La mafia albanese vuole tutto

In silenzio occupa i territori lasciati vuoti da altre organizzazioni malavitose in Italia. E fredda a colpi di pistola chi non si piega al suo disegno. La criminalità del Paese delle aquile ha alzato anche il tiro dei suoi business, passando dal traffico di tabacchi a quello ben più remunerativo della droga. Dove si allea con la ‘ndrangheta.
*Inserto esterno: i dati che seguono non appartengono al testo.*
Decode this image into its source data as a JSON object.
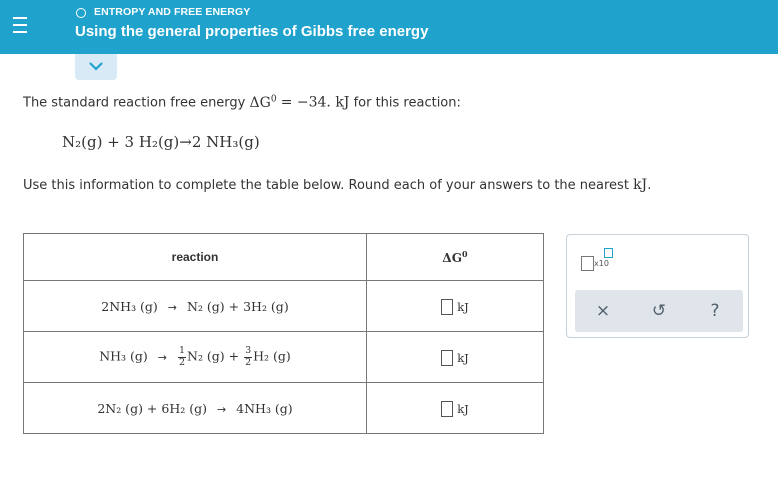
{
  "header": {
    "topic": "ENTROPY AND FREE ENERGY",
    "title": "Using the general properties of Gibbs free energy"
  },
  "problem": {
    "intro_prefix": "The standard reaction free energy",
    "dg_symbol": "ΔG",
    "dg_superscript": "0",
    "dg_value": "= −34. kJ",
    "intro_suffix": "for this reaction:",
    "reaction": "N₂(g) + 3 H₂(g)→2 NH₃(g)",
    "instructions_prefix": "Use this information to complete the table below. Round each of your answers to the nearest",
    "instructions_unit": "kJ",
    "instructions_end": "."
  },
  "table": {
    "col_reaction": "reaction",
    "col_dg": "ΔG",
    "col_dg_sup": "0",
    "arrow": "→",
    "rows": [
      {
        "left": "2NH₃ (g)",
        "right": "N₂ (g) + 3H₂ (g)",
        "unit": "kJ"
      },
      {
        "left": "NH₃ (g)",
        "frac1_num": "1",
        "frac1_den": "2",
        "term1": "N₂ (g) +",
        "frac2_num": "3",
        "frac2_den": "2",
        "term2": "H₂ (g)",
        "unit": "kJ"
      },
      {
        "left": "2N₂ (g) + 6H₂ (g)",
        "right": "4NH₃ (g)",
        "unit": "kJ"
      }
    ]
  },
  "tools": {
    "x10_label": "x10",
    "clear_icon": "×",
    "undo_icon": "↺",
    "help_icon": "?"
  }
}
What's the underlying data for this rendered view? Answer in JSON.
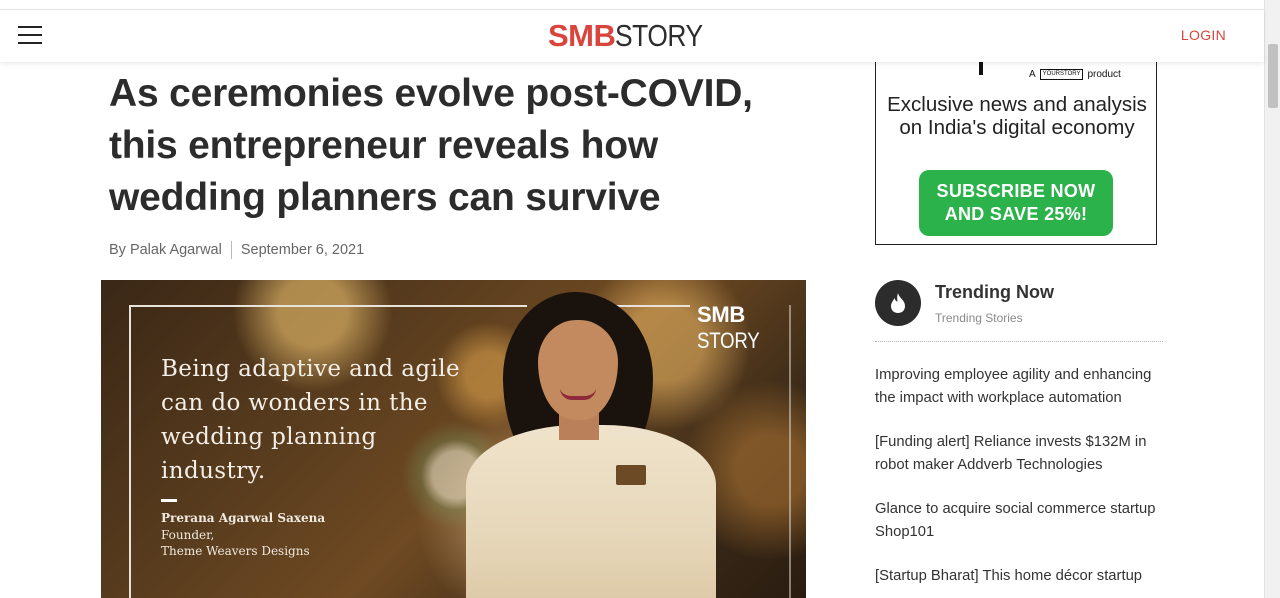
{
  "header": {
    "logo_smb": "SMB",
    "logo_story": "STORY",
    "login_label": "LOGIN"
  },
  "article": {
    "headline": "As ceremonies evolve post-COVID, this entrepreneur reveals how wedding planners can survive",
    "author": "By Palak Agarwal",
    "date": "September 6, 2021",
    "image": {
      "watermark_smb": "SMB",
      "watermark_story": "STORY",
      "quote": "Being adaptive and agile can do wonders in the wedding planning industry.",
      "person_name": "Prerana Agarwal Saxena",
      "person_role": "Founder,",
      "person_company": "Theme Weavers Designs"
    }
  },
  "ad": {
    "a_label": "A",
    "brand_box": "YOURSTORY",
    "product_label": "product",
    "tagline": "Exclusive news and analysis on India's digital economy",
    "cta_line1": "SUBSCRIBE NOW",
    "cta_line2": "AND SAVE 25%!"
  },
  "trending": {
    "title": "Trending Now",
    "subtitle": "Trending Stories",
    "items": [
      "Improving employee agility and enhancing the impact with workplace automation",
      "[Funding alert] Reliance invests $132M in robot maker Addverb Technologies",
      "Glance to acquire social commerce startup Shop101",
      "[Startup Bharat] This home décor startup"
    ]
  },
  "colors": {
    "brand_red": "#d9453d",
    "cta_green": "#2bb24a",
    "text_dark": "#2c2c2c"
  },
  "icons": {
    "menu": "hamburger-menu-icon",
    "trending": "flame-icon"
  }
}
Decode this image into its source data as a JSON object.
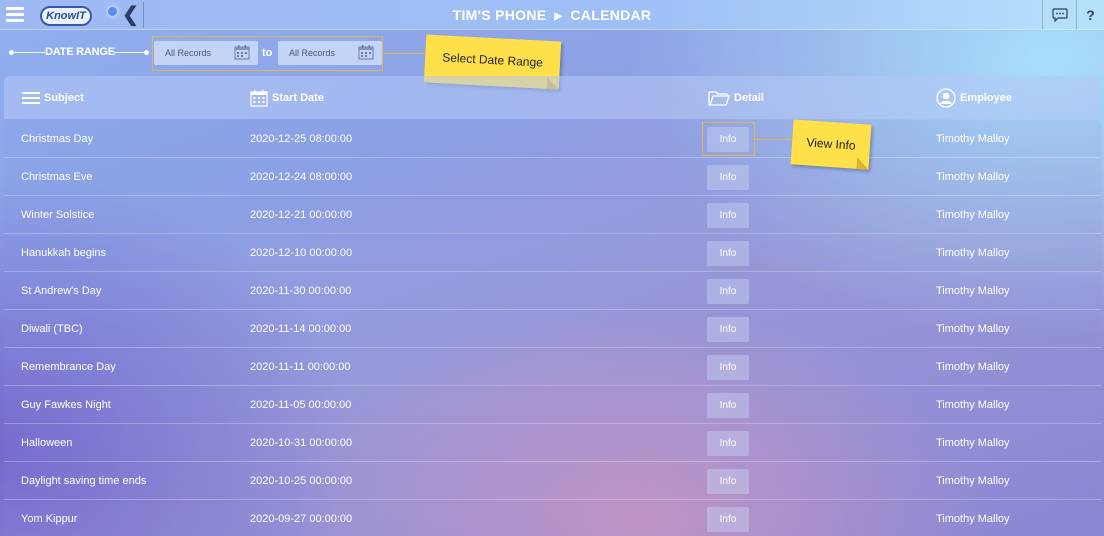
{
  "header": {
    "logo_text": "KnowIT",
    "device": "TIM'S PHONE",
    "section": "CALENDAR",
    "separator": "▶"
  },
  "date_range": {
    "label": "DATE RANGE",
    "from_value": "All Records",
    "to_label": "to",
    "to_value": "All Records"
  },
  "annotations": {
    "select_range": "Select Date Range",
    "view_info": "View Info"
  },
  "table": {
    "columns": {
      "subject": "Subject",
      "start_date": "Start Date",
      "detail": "Detail",
      "employee": "Employee"
    },
    "info_label": "Info",
    "rows": [
      {
        "subject": "Christmas Day",
        "start_date": "2020-12-25 08:00:00",
        "employee": "Timothy Malloy"
      },
      {
        "subject": "Christmas Eve",
        "start_date": "2020-12-24 08:00:00",
        "employee": "Timothy Malloy"
      },
      {
        "subject": "Winter Solstice",
        "start_date": "2020-12-21 00:00:00",
        "employee": "Timothy Malloy"
      },
      {
        "subject": "Hanukkah begins",
        "start_date": "2020-12-10 00:00:00",
        "employee": "Timothy Malloy"
      },
      {
        "subject": "St Andrew's Day",
        "start_date": "2020-11-30 00:00:00",
        "employee": "Timothy Malloy"
      },
      {
        "subject": "Diwali (TBC)",
        "start_date": "2020-11-14 00:00:00",
        "employee": "Timothy Malloy"
      },
      {
        "subject": "Remembrance Day",
        "start_date": "2020-11-11 00:00:00",
        "employee": "Timothy Malloy"
      },
      {
        "subject": "Guy Fawkes Night",
        "start_date": "2020-11-05 00:00:00",
        "employee": "Timothy Malloy"
      },
      {
        "subject": "Halloween",
        "start_date": "2020-10-31 00:00:00",
        "employee": "Timothy Malloy"
      },
      {
        "subject": "Daylight saving time ends",
        "start_date": "2020-10-25 00:00:00",
        "employee": "Timothy Malloy"
      },
      {
        "subject": "Yom Kippur",
        "start_date": "2020-09-27 00:00:00",
        "employee": "Timothy Malloy"
      }
    ]
  }
}
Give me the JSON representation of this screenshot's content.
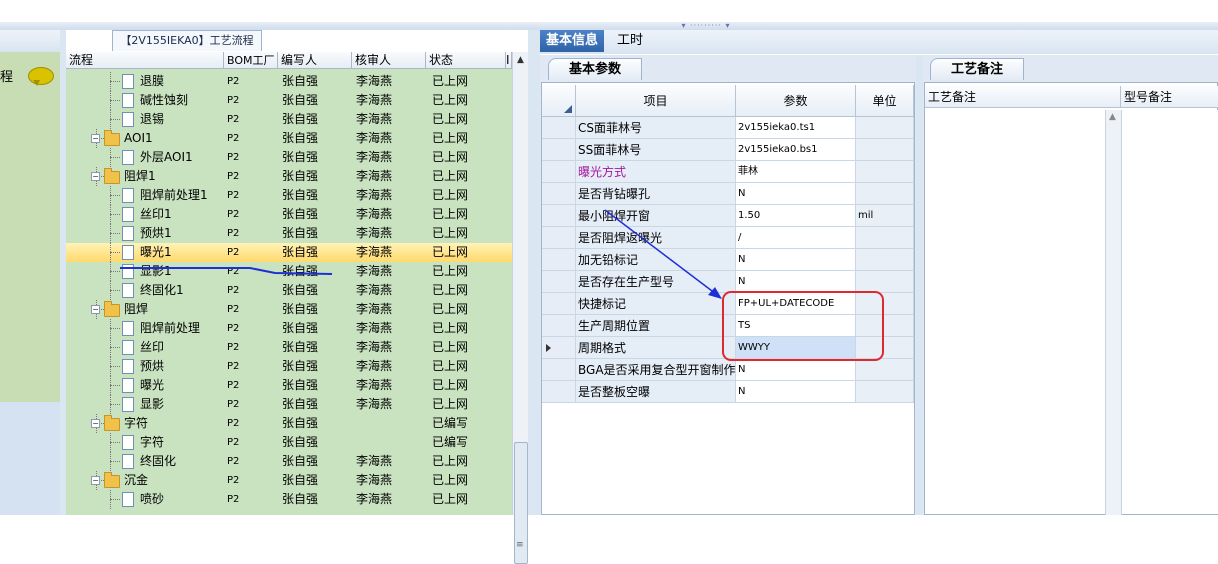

Avanza in gran silenzio la mafia albanese: riempie i vuoti lasciati dalle storiche organizzazioni malavitose, occupa spazi e territori. E regola i propri conti. Con più di qualche morto lasciato sul terreno, che ora sta portando gli investigatori a ricollegare fatti ed eventi con un unico filo rosso. A partire da un omicidio di gennaio 2020. A Roma freddarono per strada, in via Gabrio Casati, quartiere Nuovo Salario, Gentian Kasa, 45 anni, quattro colpi di revolver al torace. Poi, l’ultimo alla testa, per finirlo. Erano gli ultimi giorni da scontare della sua condanna per droga a Rebibbia e il magistrato gli aveva concesso la semilibertà. Era uscito di casa per tornare in carcere, come faceva tutti i giorni. Sempre allo stesso orario. Che i killer conoscevano. Gli investigatori lo accusavano di essere uno dei corrieri del traffico internazionale sull’asse Grecia-Italia. Non era uno spacciatore da quattro soldi, insomma.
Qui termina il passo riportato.